Hartnell praticamente si trasferì al London Museum e alla London Library, per studiare la storia e le tradizioni della famiglia reale. “Pensavo ai gigli, alle rose, alle margherite e al grano dorato; pensavo ai paramenti sacri, al cielo, alla terra, al sole, alla luna, alle stelle e a tutto ciò che potrebbe essere ricamato su un abito destinato a passare alla storia”.
Butto giù nove bozzetti e si consultò con la massima autorità dell’araldica britannica, Sir George Bellew, il cosiddetto Re d’armi della Giarrettiera.
Nell’abito – che, effettivamente, passò alla storia – erano raffigurate la rosa dei Tudor in seta rosa pallido, perle, borchie d’oro e d’argento. Il cardo di Scozia, in seta color malva. Il trifoglio d’Irlanda in seta verde, fili d’oro e d’argento e diamanti. Il porro del Galles, in seta bianca con le foglie in seta verde chiaro. C’erano la foglia d’acero del Canada, bordata con filo d’oro e cristalli, la mimosa d’Australia, in seta gialla e verde e filo d’oro. E ancora la felce della Nuova Zelanda, il fiore della Protea, del Sud Africa, il fiore di loto dell’India, ricamato in madreperla, il grano, del Pakistan, il loto del Ceylon. Tre sarte, sei ricamatrici e l’intera Royal School of Needlework, lavorarono per otto mesi sulla preziosa seta prodotta alla Lullingstone Silk Farm, la fabbrica più prestigiosa dell’epoca. Il mantello di velluto cremisi fu realizzato dalla Warners of Braintree, nell’Essex.
Dopo la solenne incoronazione, l’abito non finì nell’armadio. Elisabetta lo indossò ancora sei volte, in Australia, e poi anche a Ceylon e in Canada, prima di spedirlo all’archivio storico di Buckingham Palace.

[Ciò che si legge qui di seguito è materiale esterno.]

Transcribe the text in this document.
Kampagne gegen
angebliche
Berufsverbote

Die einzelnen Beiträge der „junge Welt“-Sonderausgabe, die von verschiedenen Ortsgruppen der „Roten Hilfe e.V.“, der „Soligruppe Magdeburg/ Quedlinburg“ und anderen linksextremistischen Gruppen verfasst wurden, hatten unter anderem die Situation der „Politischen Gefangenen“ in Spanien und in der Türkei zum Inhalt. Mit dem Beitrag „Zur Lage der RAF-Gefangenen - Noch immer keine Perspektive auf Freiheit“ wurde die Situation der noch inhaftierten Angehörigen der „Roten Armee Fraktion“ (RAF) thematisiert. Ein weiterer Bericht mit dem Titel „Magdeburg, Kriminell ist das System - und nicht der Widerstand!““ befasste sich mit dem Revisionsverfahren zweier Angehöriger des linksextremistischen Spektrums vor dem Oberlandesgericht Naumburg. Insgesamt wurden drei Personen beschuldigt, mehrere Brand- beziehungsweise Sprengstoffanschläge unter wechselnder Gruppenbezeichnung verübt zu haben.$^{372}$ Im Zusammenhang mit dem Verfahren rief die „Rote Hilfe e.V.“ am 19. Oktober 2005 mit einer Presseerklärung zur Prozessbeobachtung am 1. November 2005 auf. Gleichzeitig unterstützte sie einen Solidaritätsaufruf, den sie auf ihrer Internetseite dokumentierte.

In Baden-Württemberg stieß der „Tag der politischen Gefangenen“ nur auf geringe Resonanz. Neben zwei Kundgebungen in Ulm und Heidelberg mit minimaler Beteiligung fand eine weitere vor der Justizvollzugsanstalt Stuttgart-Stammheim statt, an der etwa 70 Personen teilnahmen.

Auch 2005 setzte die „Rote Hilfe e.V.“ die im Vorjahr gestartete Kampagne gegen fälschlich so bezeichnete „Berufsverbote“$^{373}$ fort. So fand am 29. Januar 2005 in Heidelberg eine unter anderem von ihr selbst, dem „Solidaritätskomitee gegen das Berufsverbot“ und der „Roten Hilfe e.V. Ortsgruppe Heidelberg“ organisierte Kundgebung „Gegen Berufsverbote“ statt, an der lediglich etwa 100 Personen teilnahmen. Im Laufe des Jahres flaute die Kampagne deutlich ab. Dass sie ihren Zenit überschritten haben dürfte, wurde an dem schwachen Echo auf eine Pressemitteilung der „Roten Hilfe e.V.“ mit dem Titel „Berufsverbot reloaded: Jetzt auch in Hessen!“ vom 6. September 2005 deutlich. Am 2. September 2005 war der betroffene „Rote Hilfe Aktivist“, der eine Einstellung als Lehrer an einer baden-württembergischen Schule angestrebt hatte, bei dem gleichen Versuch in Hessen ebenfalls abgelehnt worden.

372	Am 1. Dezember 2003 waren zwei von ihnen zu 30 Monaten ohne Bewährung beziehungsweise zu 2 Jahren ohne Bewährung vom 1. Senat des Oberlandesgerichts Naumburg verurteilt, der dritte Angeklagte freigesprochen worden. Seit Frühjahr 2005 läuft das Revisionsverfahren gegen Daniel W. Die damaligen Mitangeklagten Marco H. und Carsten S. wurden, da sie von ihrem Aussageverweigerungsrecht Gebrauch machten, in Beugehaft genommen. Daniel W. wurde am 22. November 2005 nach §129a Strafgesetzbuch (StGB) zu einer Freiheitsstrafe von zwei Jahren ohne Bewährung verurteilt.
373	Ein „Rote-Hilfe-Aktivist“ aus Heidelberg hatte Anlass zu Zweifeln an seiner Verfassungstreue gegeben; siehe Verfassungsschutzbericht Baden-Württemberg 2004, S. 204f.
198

Sul vestito fu ricamato anche un fiore “non convenzionale”, invisibile agli occhi della stessa Regina: un piccolo quadrifoglio tessuto con la stessa seta della gonna, posizionato all’altezza della mano della giovanissima sovrana. Un portafortuna segreto che Normal Hartwell donò a Elisabetta che, inconsapevole, lo sfiorò durante tutta la cerimonia.
Celebre il vestito da sera miulticolore indossato nel 1999 per una Royal Variety Performance. Creato da Karl-Ludwig Rehse, aveva un corpetto con paillettes e un motivo “arlecchino” a rombi gialli, blu, verdi e rosa.
Negli anni ’70 ha ceduto al fascino dei pantaloni, dei capelli raccolti in un turbante prima di approdare ai suoi stilosissimi cappellini.
Certamente ha subito l’influenza di Margaret, la ribelle, amante della moda e sempre attenta ai nuovi stilisti emergenti, come la modista Simone Mirman, che ha creato alcuni dei cappelli più stravaganti della regina, incluso l'”elmo” in stile Tudor, in giallo tenue, sfoggiato per l’investitura del principe Carlo nel 1969.
Della Regina è nota anche la passione per i foulard di seta di Hermes. Il brand ha realizzato diversi modelli speciali in suo onore, come la sciarpa a tema equino del 2016 in occasione del suo 90° compleanno.